Some questions genuinely seek an answer; others are meant to end a conversation. I wasn’t sure which kind this one was. But you spend your energy in ministry seeking to create circumstances where there’s enough trust to generate a moment where it feels like a person’s whole fate and destiny is on the line. When such a moment arises, you can’t walk away from it.
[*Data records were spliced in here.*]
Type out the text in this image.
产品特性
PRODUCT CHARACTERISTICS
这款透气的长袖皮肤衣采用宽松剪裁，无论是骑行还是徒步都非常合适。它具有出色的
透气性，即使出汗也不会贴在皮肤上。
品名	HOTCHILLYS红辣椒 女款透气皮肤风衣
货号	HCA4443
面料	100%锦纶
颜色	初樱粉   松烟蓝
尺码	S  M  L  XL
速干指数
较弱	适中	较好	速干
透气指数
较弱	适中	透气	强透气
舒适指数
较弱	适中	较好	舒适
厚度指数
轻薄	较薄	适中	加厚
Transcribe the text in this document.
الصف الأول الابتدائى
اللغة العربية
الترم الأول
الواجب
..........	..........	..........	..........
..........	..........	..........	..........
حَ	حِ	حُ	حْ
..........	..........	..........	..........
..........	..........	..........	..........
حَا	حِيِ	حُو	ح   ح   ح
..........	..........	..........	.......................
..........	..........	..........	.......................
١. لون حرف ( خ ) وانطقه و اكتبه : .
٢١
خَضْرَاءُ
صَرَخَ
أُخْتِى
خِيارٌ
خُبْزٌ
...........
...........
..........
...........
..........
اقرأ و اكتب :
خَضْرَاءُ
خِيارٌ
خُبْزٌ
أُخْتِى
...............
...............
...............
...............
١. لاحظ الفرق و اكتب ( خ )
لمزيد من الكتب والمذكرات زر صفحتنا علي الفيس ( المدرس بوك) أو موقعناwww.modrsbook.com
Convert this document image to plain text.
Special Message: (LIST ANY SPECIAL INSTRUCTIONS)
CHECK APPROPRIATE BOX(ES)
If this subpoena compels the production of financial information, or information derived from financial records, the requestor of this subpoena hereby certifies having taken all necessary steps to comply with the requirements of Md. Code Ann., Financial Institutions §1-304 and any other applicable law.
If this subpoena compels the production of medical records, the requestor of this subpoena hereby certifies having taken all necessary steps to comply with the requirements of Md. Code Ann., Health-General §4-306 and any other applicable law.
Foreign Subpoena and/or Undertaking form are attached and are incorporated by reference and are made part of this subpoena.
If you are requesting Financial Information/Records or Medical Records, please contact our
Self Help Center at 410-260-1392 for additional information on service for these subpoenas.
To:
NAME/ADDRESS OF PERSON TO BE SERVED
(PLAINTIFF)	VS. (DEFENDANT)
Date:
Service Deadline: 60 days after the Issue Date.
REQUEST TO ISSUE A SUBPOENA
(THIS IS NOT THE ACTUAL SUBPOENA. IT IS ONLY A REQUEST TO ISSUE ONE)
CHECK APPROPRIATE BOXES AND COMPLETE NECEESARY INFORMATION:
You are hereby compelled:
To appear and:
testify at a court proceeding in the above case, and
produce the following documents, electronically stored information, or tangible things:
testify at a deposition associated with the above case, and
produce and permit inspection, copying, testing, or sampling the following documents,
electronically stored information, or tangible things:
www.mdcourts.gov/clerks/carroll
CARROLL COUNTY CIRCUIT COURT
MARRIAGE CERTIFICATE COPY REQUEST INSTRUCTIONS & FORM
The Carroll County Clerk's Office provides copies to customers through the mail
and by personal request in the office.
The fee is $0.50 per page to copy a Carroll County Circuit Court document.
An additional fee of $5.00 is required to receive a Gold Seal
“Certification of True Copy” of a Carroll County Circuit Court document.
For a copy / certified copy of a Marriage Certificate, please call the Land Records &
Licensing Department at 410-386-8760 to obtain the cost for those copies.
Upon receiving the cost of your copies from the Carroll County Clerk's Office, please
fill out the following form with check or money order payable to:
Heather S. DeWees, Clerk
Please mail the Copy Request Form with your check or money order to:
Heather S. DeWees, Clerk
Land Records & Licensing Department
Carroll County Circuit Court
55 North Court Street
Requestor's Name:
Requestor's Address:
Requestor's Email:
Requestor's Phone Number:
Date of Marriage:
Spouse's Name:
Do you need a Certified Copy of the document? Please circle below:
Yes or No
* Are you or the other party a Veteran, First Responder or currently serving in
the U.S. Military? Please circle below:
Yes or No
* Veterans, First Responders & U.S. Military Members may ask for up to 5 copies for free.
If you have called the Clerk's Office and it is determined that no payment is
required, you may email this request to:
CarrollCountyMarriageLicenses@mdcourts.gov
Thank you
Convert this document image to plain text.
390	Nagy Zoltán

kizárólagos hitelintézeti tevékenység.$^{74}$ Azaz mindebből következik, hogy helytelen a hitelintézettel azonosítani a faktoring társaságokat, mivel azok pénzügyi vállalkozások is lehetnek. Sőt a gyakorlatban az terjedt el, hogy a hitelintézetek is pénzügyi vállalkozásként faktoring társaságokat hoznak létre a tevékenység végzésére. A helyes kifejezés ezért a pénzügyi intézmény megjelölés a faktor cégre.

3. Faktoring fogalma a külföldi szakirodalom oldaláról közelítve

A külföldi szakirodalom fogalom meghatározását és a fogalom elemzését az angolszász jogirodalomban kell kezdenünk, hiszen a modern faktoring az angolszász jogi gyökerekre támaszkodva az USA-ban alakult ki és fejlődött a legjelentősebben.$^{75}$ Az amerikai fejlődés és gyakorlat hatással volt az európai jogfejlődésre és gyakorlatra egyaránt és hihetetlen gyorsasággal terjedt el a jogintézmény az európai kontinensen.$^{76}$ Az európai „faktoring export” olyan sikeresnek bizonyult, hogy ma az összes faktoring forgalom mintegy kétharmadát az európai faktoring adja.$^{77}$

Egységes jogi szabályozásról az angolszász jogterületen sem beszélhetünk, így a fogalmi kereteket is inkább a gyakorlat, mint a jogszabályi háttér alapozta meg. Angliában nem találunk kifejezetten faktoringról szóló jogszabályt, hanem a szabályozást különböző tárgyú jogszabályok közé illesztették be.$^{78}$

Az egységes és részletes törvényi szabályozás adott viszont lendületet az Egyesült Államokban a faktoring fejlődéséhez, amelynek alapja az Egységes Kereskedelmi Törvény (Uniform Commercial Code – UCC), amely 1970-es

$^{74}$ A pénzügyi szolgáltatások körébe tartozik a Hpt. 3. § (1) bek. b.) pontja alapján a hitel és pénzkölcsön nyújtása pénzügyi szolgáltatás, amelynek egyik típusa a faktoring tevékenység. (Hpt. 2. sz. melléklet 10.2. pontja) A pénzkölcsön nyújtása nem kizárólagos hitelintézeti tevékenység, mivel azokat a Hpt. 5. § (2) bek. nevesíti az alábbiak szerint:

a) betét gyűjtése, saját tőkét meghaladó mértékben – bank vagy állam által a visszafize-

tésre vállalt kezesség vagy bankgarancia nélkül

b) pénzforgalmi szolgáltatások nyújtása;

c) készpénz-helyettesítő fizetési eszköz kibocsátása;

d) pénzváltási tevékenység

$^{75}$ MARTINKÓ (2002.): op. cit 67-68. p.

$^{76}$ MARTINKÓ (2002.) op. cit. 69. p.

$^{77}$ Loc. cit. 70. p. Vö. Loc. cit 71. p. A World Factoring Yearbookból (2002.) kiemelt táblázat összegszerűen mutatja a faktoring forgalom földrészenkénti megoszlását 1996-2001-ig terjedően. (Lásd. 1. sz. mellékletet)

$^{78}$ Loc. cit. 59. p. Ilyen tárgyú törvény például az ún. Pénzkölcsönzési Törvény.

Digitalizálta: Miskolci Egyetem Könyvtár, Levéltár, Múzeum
So I took a risk, and said, gently, “Imagine eternity from God’s point of view. Imagine God having all that love pent up like you have right now. But the difference is, God’s got that love all pent up potentially forever. God’s like you. God’s thinking, ‘Where’s my love to go?’ So God creates the universe. But God’s got still more love to give. So God creates life, and makes humanity, and calls a special people. But that’s still not enough. God’s got yet more love to give. So God comes among us as a tiny baby. God’s question ‘Where is my love to go?’ is perhaps the most important one of all time. Half the answer is the crea­tion of the universe. The other half is the incarnation. On Christmas Day we find out why the universe was created. It was created for us to be the place where God’s love could go.”

In case I hadn’t made myself clear, I added one more suggestion. “So when you ask yourself, ‘Where’s my love to go?’ you’re getting an insight into the very heart of God.”

The pandemic has been about many things, but one above all: powerlessness. It’s been an intensification of life’s fragilities and limitations. We’ve felt fearful, lonely, and disappointed. Where is our love to go? We’ve not been getting an easy answer to this question. We’re getting something else instead: the discovery of what it’s like to be God, who asked the same question and came among us to complete the answer. What the pandemic’s given us is an opportunity to dwell in the very heart of God.

Samuel Wells

Samuel Wells is the vicar of St. Martin-in-the-Fields in London and author of Humbler Faith, Bigger God.